Impact on those most in need

While some may welcome these proposals – those who voted against the Government in the Chesham and Amersham byelection because of their opposition to the Planning White Paper, or those to lobbied their MPs to force amendment to the Levelling Up and Regeneration Bill in the autumn – many will lose out. Unfortunately, it will be the more vulnerable, those looking to get on the housing ladder, looking to find a reasonably priced rental property, on waiting lists for affordable housing or in need of other forms of specialist accommodation.

The consequence of this change is that if the homes are not available to occupy young people and key workers, we risk either perpetuating unsustainable travel patterns or the continued success of those areas, by cutting off the supply of new talent to the local industries.

Those on the waiting lists for social housing or specialist accommodation do not disappear simply because authorities may be allowed to plan for less.

Strategy must remain in strategic planning

Both the Government and local authorities’ objectives’ should be to facilitate, not thwart, delivery or much needed homes.

But there is a stark lack of vision or strategy in these proposed changes. And if the changes are driven by electioneering interests, as seems possible, then it is hard to picture how any widescale meaningful benefits to society might be delivered by such short-term impulses.

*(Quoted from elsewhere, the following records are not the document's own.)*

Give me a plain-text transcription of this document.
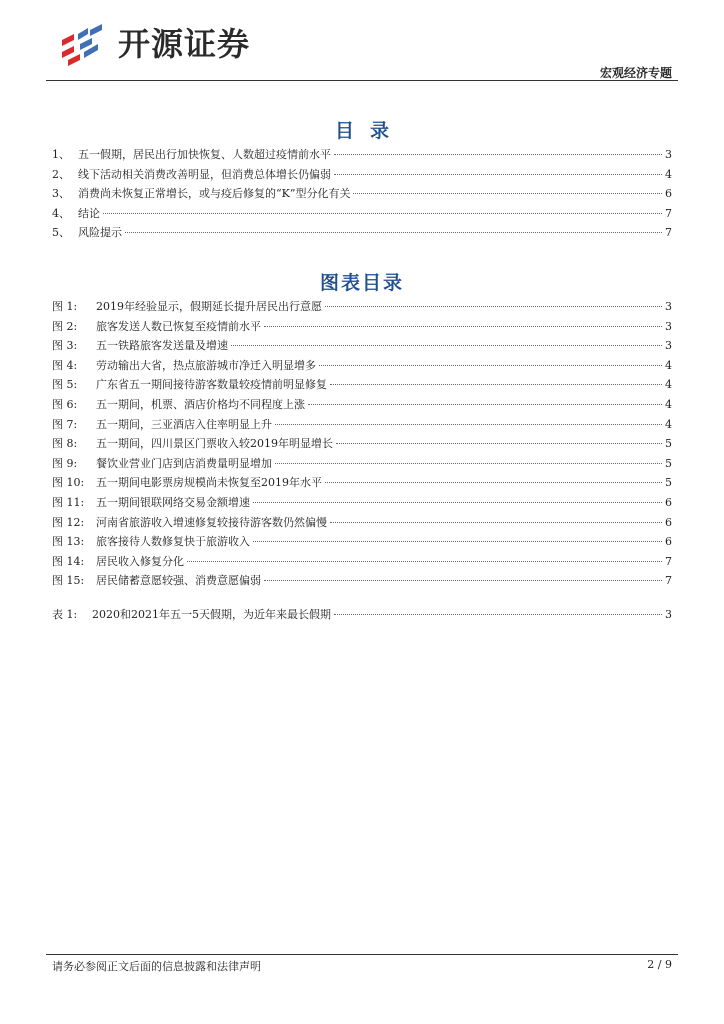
开源证券
宏观经济专题
目录
1、 五一假期，居民出行加快恢复、人数超过疫情前水平	3
2、 线下活动相关消费改善明显，但消费总体增长仍偏弱	4
3、 消费尚未恢复正常增长，或与疫后修复的“K”型分化有关	6
4、 结论	7
5、 风险提示	7
图表目录
图 1:	2019年经验显示，假期延长提升居民出行意愿	3
图 2:	旅客发送人数已恢复至疫情前水平	3
图 3:	五一铁路旅客发送量及增速	3
图 4:	劳动输出大省，热点旅游城市净迁入明显增多	4
图 5:	广东省五一期间接待游客数量较疫情前明显修复	4
图 6:	五一期间，机票、酒店价格均不同程度上涨	4
图 7:	五一期间，三亚酒店入住率明显上升	4
图 8:	五一期间，四川景区门票收入较2019年明显增长	5
图 9:	餐饮业营业门店到店消费量明显增加	5
图 10:	五一期间电影票房规模尚未恢复至2019年水平	5
图 11:	五一期间银联网络交易金额增速	6
图 12:	河南省旅游收入增速修复较接待游客数仍然偏慢	6
图 13:	旅客接待人数修复快于旅游收入	6
图 14:	居民收入修复分化	7
图 15:	居民储蓄意愿较强、消费意愿偏弱	7
表 1:	2020和2021年五一5天假期，为近年来最长假期	3
请务必参阅正文后面的信息披露和法律声明	2 / 9
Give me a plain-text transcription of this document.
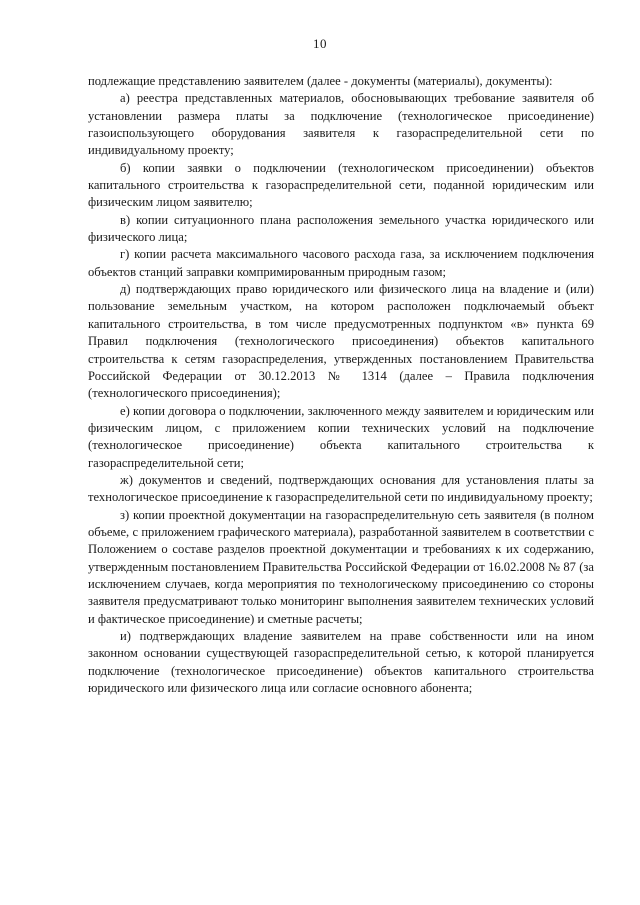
10

подлежащие представлению заявителем (далее - документы (материалы), документы):

а) реестра представленных материалов, обосновывающих требование заявителя об установлении размера платы за подключение (технологическое присоединение) газоиспользующего оборудования заявителя к газораспределительной сети по индивидуальному проекту;

б) копии заявки о подключении (технологическом присоединении) объектов капитального строительства к газораспределительной сети, поданной юридическим или физическим лицом заявителю;

в) копии ситуационного плана расположения земельного участка юридического или физического лица;

г) копии расчета максимального часового расхода газа, за исключением подключения объектов станций заправки компримированным природным газом;

д) подтверждающих право юридического или физического лица на владение и (или) пользование земельным участком, на котором расположен подключаемый объект капитального строительства, в том числе предусмотренных подпунктом «в» пункта 69 Правил подключения (технологического присоединения) объектов капитального строительства к сетям газораспределения, утвержденных постановлением Правительства Российской Федерации от 30.12.2013 № 1314 (далее – Правила подключения (технологического присоединения);

е) копии договора о подключении, заключенного между заявителем и юридическим или физическим лицом, с приложением копии технических условий на подключение (технологическое присоединение) объекта капитального строительства к газораспределительной сети;

ж) документов и сведений, подтверждающих основания для установления платы за технологическое присоединение к газораспределительной сети по индивидуальному проекту;

з) копии проектной документации на газораспределительную сеть заявителя (в полном объеме, с приложением графического материала), разработанной заявителем в соответствии с Положением о составе разделов проектной документации и требованиях к их содержанию, утвержденным постановлением Правительства Российской Федерации от 16.02.2008 № 87 (за исключением случаев, когда мероприятия по технологическому присоединению со стороны заявителя предусматривают только мониторинг выполнения заявителем технических условий и фактическое присоединение) и сметные расчеты;

и) подтверждающих владение заявителем на праве собственности или на ином законном основании существующей газораспределительной сетью, к которой планируется подключение (технологическое присоединение) объектов капитального строительства юридического или физического лица или согласие основного абонента;
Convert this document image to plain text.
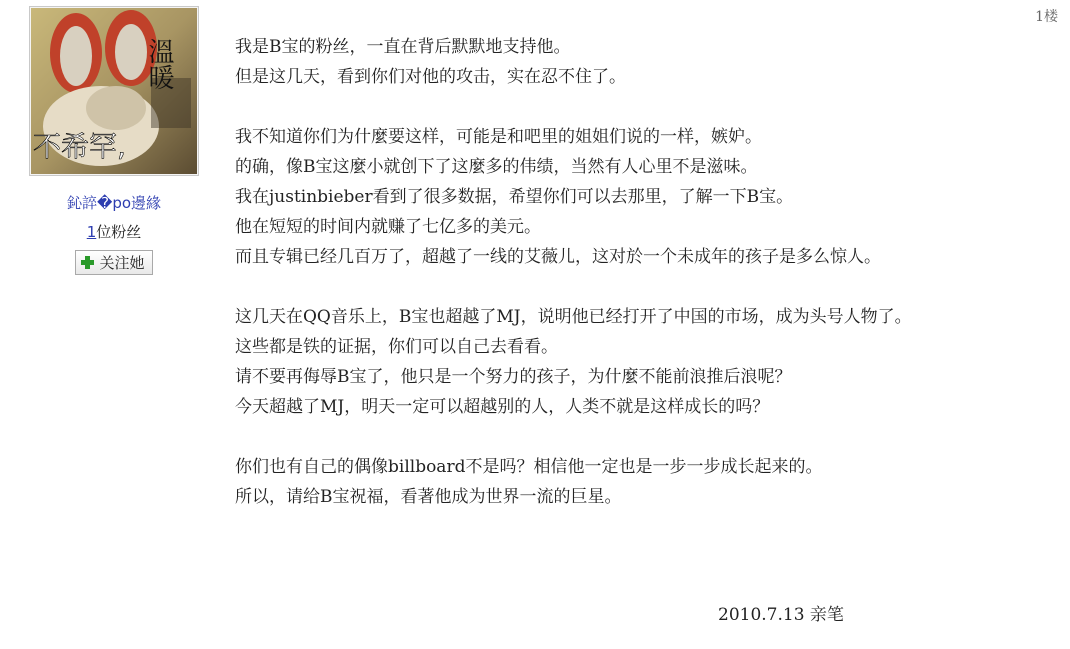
1楼
溫暖
不希罕,
鈊誶�po邊緣
1位粉丝
关注她
我是B宝的粉丝，一直在背后默默地支持他。
但是这几天，看到你们对他的攻击，实在忍不住了。
我不知道你们为什麼要这样，可能是和吧里的姐姐们说的一样，嫉妒。
的确，像B宝这麼小就创下了这麼多的伟绩，当然有人心里不是滋味。
我在justinbieber看到了很多数据，希望你们可以去那里，了解一下B宝。
他在短短的时间内就赚了七亿多的美元。
而且专辑已经几百万了，超越了一线的艾薇儿，这对於一个未成年的孩子是多么惊人。
这几天在QQ音乐上，B宝也超越了MJ，说明他已经打开了中国的市场，成为头号人物了。
这些都是铁的证据，你们可以自己去看看。
请不要再侮辱B宝了，他只是一个努力的孩子，为什麼不能前浪推后浪呢？
今天超越了MJ，明天一定可以超越别的人，人类不就是这样成长的吗？
你们也有自己的偶像billboard不是吗？相信他一定也是一步一步成长起来的。
所以，请给B宝祝福，看著他成为世界一流的巨星。
2010.7.13 亲笔
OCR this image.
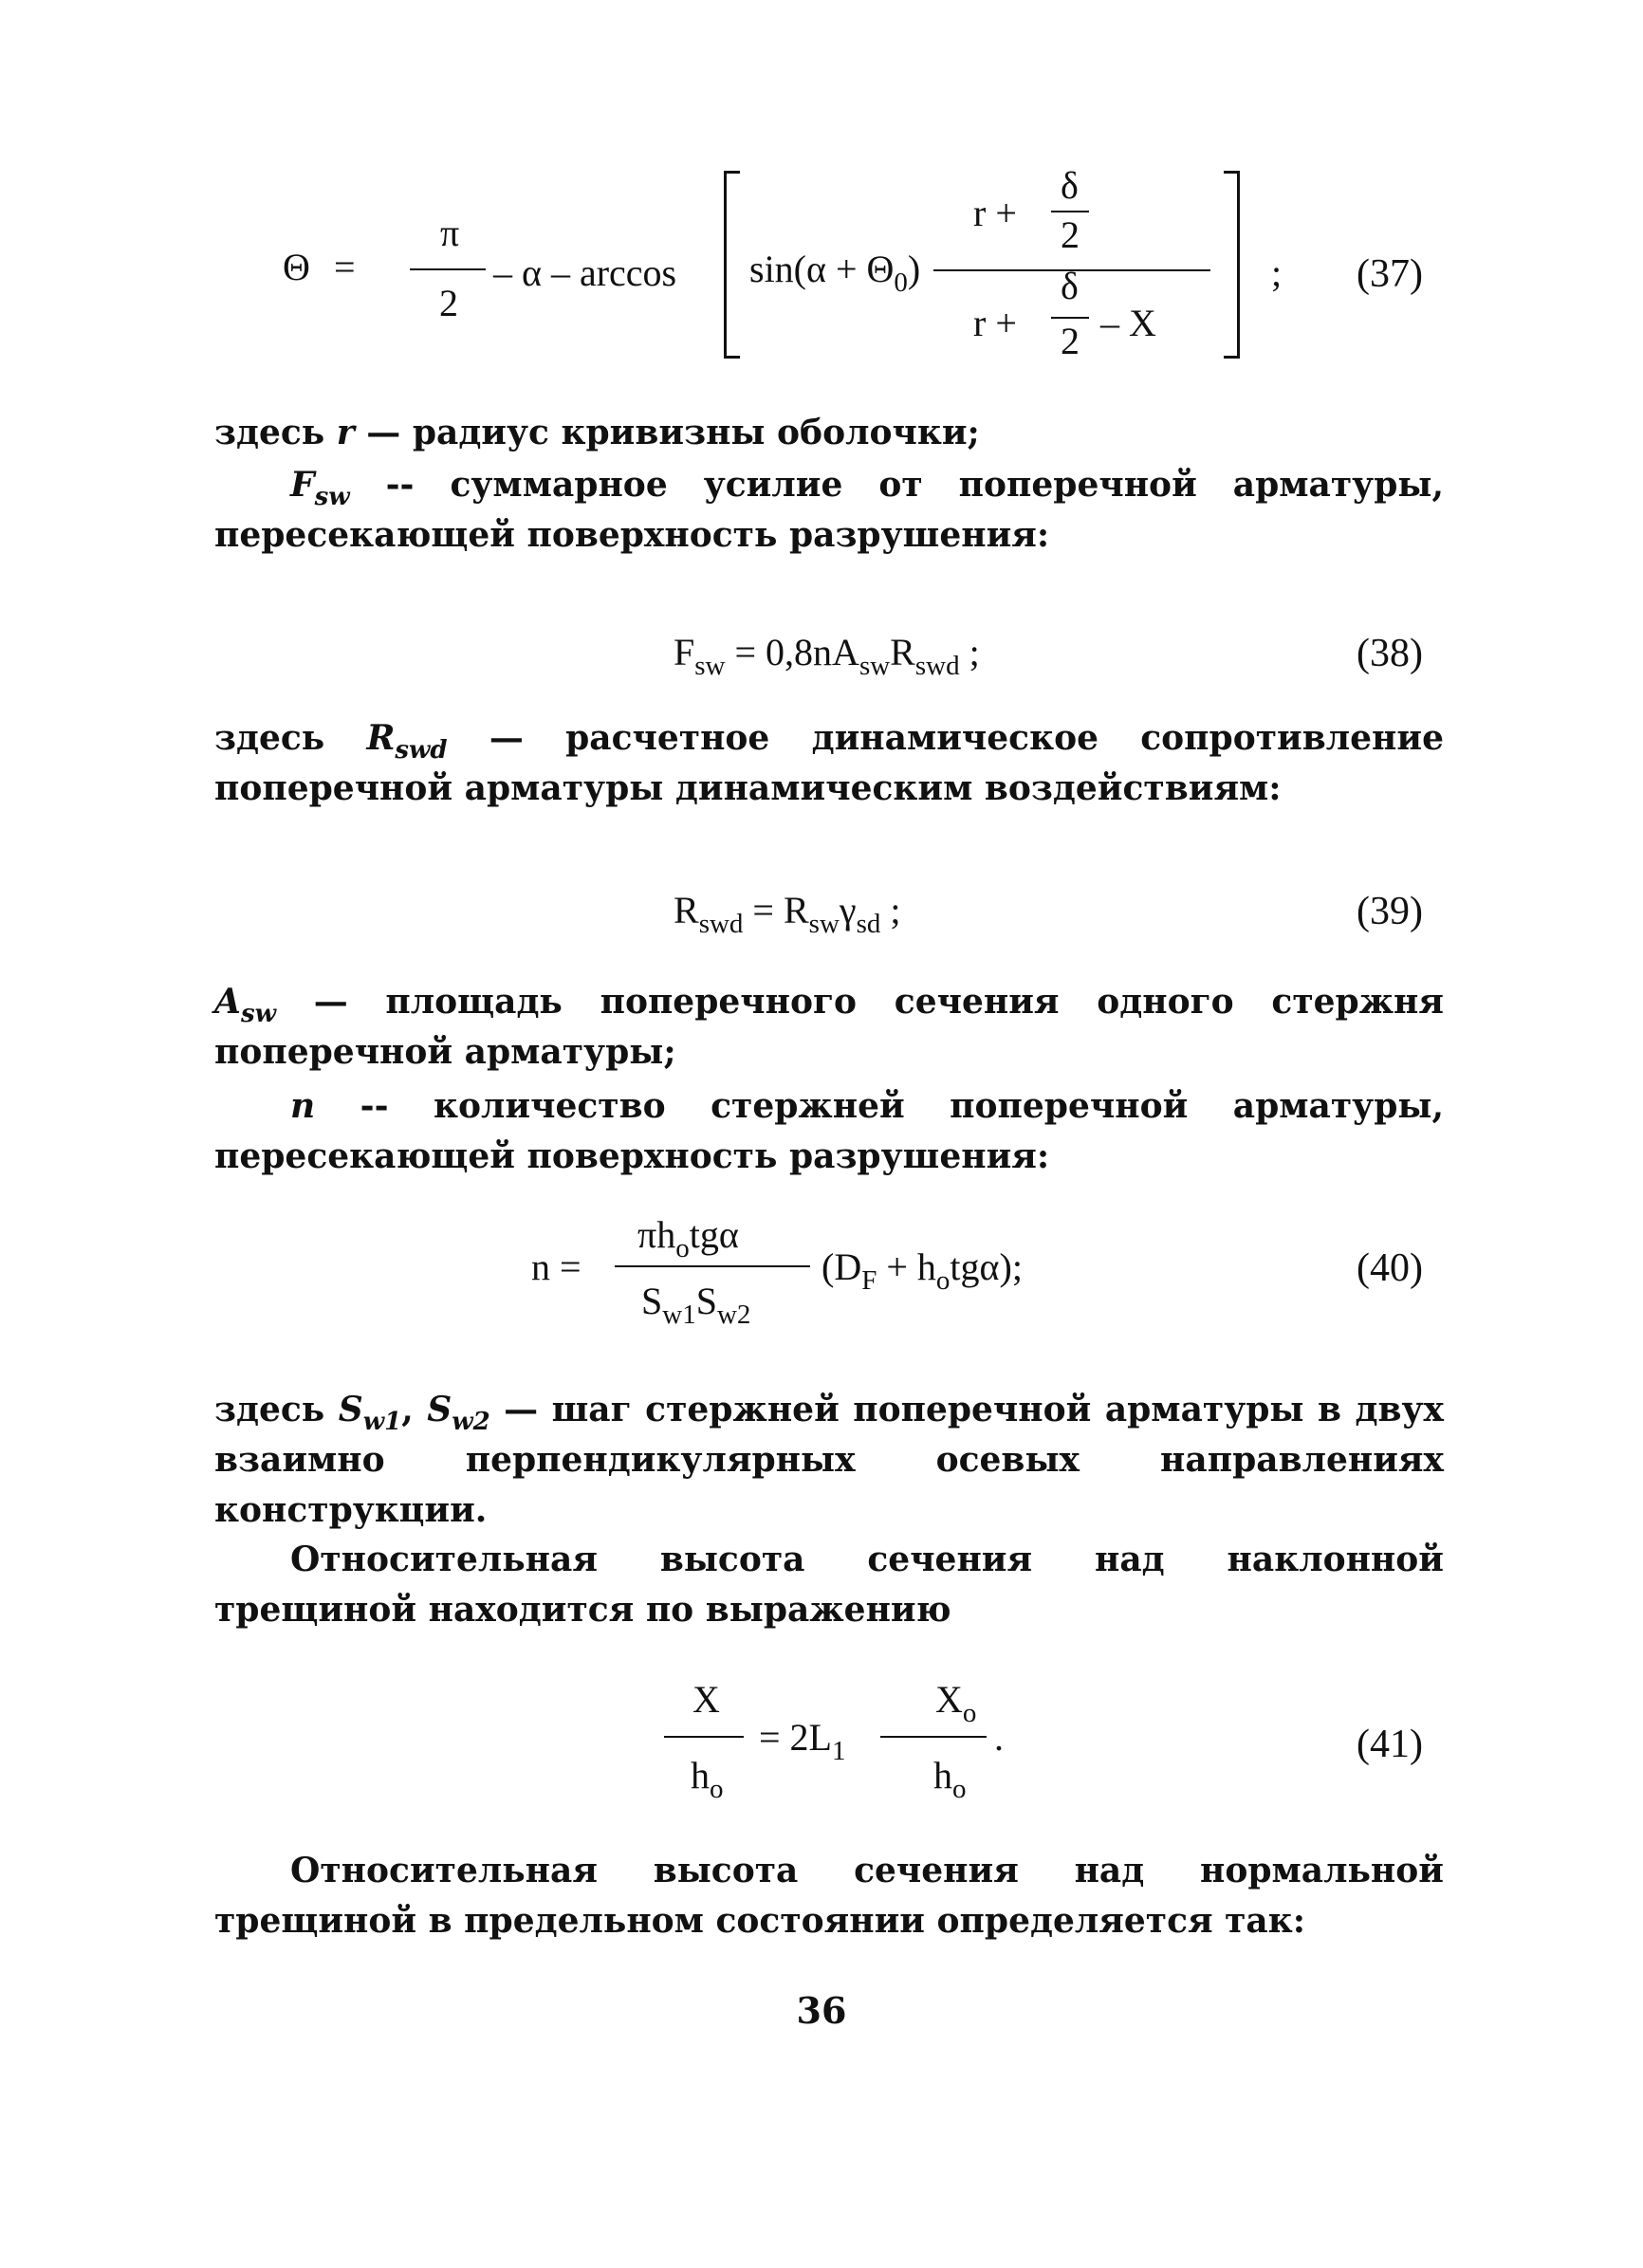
Θ =
π
2
– α – arccos
δ
r +
2
$\sin(\alpha + \Theta_0)$	δ
r + 2 – X
; (37)
здесь r — радиус кривизны оболочки;
$F_{sw}$ -- суммарное усилие от поперечной арматуры, пересекающей поверхность разрушения:
$F_{sw} = 0,8nA_{sw}R_{swd}$ ;	(38)
здесь $R_{swd}$ — расчетное динамическое сопротивление поперечной арматуры динамическим воздействиям:
$R_{swd} = R_{sw}\gamma_{sd}$ ;	(39)
$A_{sw}$ — площадь поперечного сечения одного стержня поперечной арматуры;
n -- количество стержней поперечной арматуры, пересекающей поверхность разрушения:
n =
$\pi h_otg\alpha$
$S_{w1}S_{w2}$
$(D_F + h_otg\alpha)$;	(40)
здесь $S_{w1}$, $S_{w2}$ — шаг стержней поперечной арматуры в двух взаимно перпендикулярных осевых направлениях конструкции.
Относительная высота сечения над наклонной трещиной находится по выражению
X
$h_o$
= $2L_1$
$X_o$
$h_o$
.	(41)
Относительная высота сечения над нормальной трещиной в предельном состоянии определяется так:
36
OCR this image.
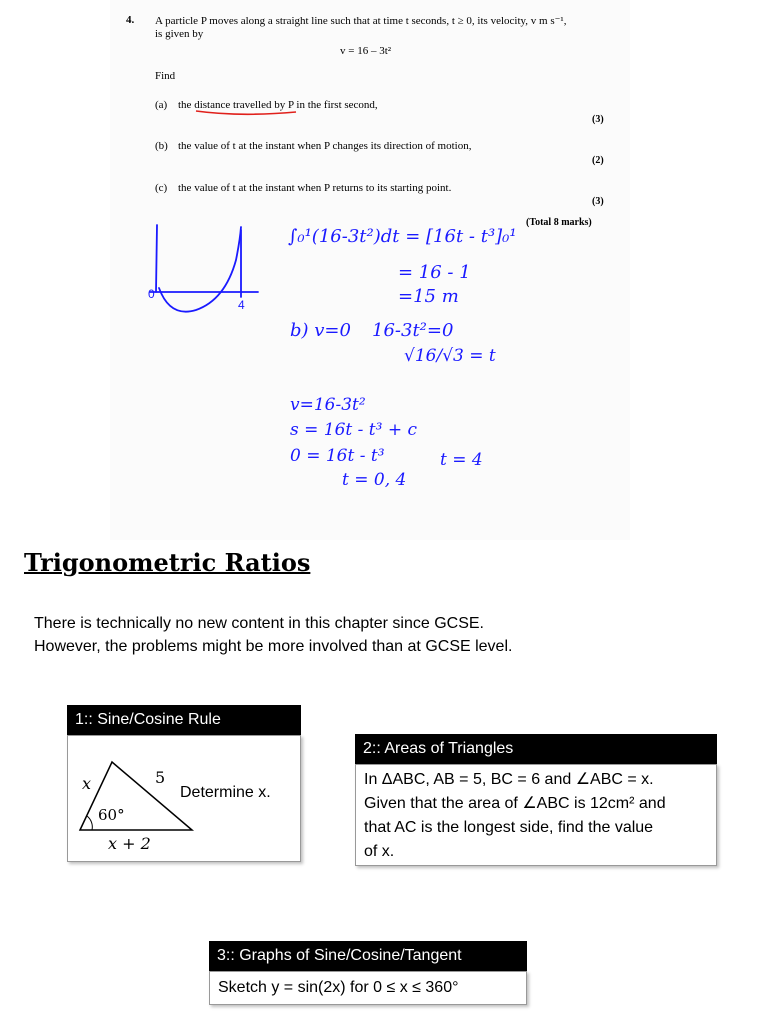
4. A particle P moves along a straight line such that at time t seconds, t ≥ 0, its velocity, v m s⁻¹,
is given by
v = 16 – 3t²
Find
(a) the distance travelled by P in the first second,
(3)
(b) the value of t at the instant when P changes its direction of motion,
(2)
(c) the value of t at the instant when P returns to its starting point.
(3)
(Total 8 marks)
0
4
∫₀¹(16-3t²)dt = [16t - t³]₀¹
= 16 - 1
=15 m
b) v=0 16-3t²=0
√16/√3 = t
v=16-3t²
s = 16t - t³ + c
0 = 16t - t³
t = 0, 4
t = 4
Trigonometric Ratios
There is technically no new content in this chapter since GCSE.
However, the problems might be more involved than at GCSE level.
1:: Sine/Cosine Rule
x	5
60°
x + 2
Determine x.
2:: Areas of Triangles

In ΔABC, AB = 5, BC = 6 and ∠ABC = x.

Given that the area of ∠ABC is 12cm² and

that AC is the longest side, find the value

of x.

3:: Graphs of Sine/Cosine/Tangent
Sketch y = sin(2x) for 0 ≤ x ≤ 360°
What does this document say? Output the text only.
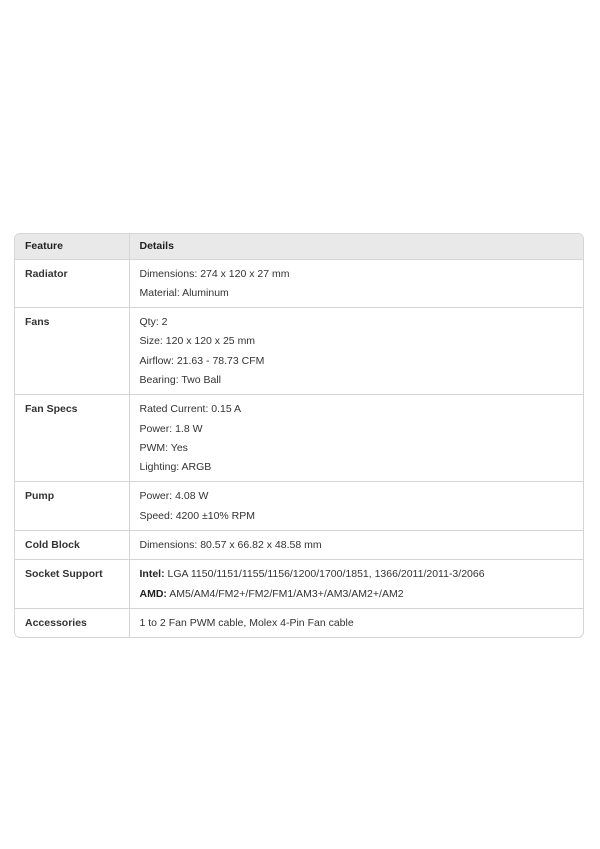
Feature	Details
Radiator	Dimensions: 274 x 120 x 27 mm
Material: Aluminum

Fans	Qty: 2
Size: 120 x 120 x 25 mm
Airflow: 21.63 - 78.73 CFM
Bearing: Two Ball

Fan Specs	Rated Current: 0.15 A
Power: 1.8 W
PWM: Yes
Lighting: ARGB

Pump	Power: 4.08 W
Speed: 4200 ±10% RPM

Cold Block	Dimensions: 80.57 x 66.82 x 48.58 mm

Socket Support	Intel: LGA 1150/1151/1155/1156/1200/1700/1851, 1366/2011/2011-3/2066
AMD: AM5/AM4/FM2+/FM2/FM1/AM3+/AM3/AM2+/AM2

Accessories	1 to 2 Fan PWM cable, Molex 4-Pin Fan cable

Furthermore, as large-scale developments continue to become more complex, it is important to recognise that housing provision is not a tap that can be turned on and off quickly. There is a significant danger that the chronic undersupply of housing will continue and indeed worsen within these areas if the proposed changes to the NPPF are implemented.

Together with most planning and development professionals, I believe the most successful system to date for ensuring housing delivery is that of Regional Spatial Strategies (RSSs), which successfully set and delivered on regional hosing targets, free of local politics. Regionally-determined targets if adopted today could offer a streamlined approach to strategic planning which sits well with the cost-cutting agenda and could take a similarly efficient approach to meeting net zero commitments.

Conclusion

As most planning professionals would agree, strategic planning is crucial to delivery. Failure to plan is to plan to fail. And the only target that is likely to be met by these reforms is the political target of appeasing Tory councillors and NIMBYs.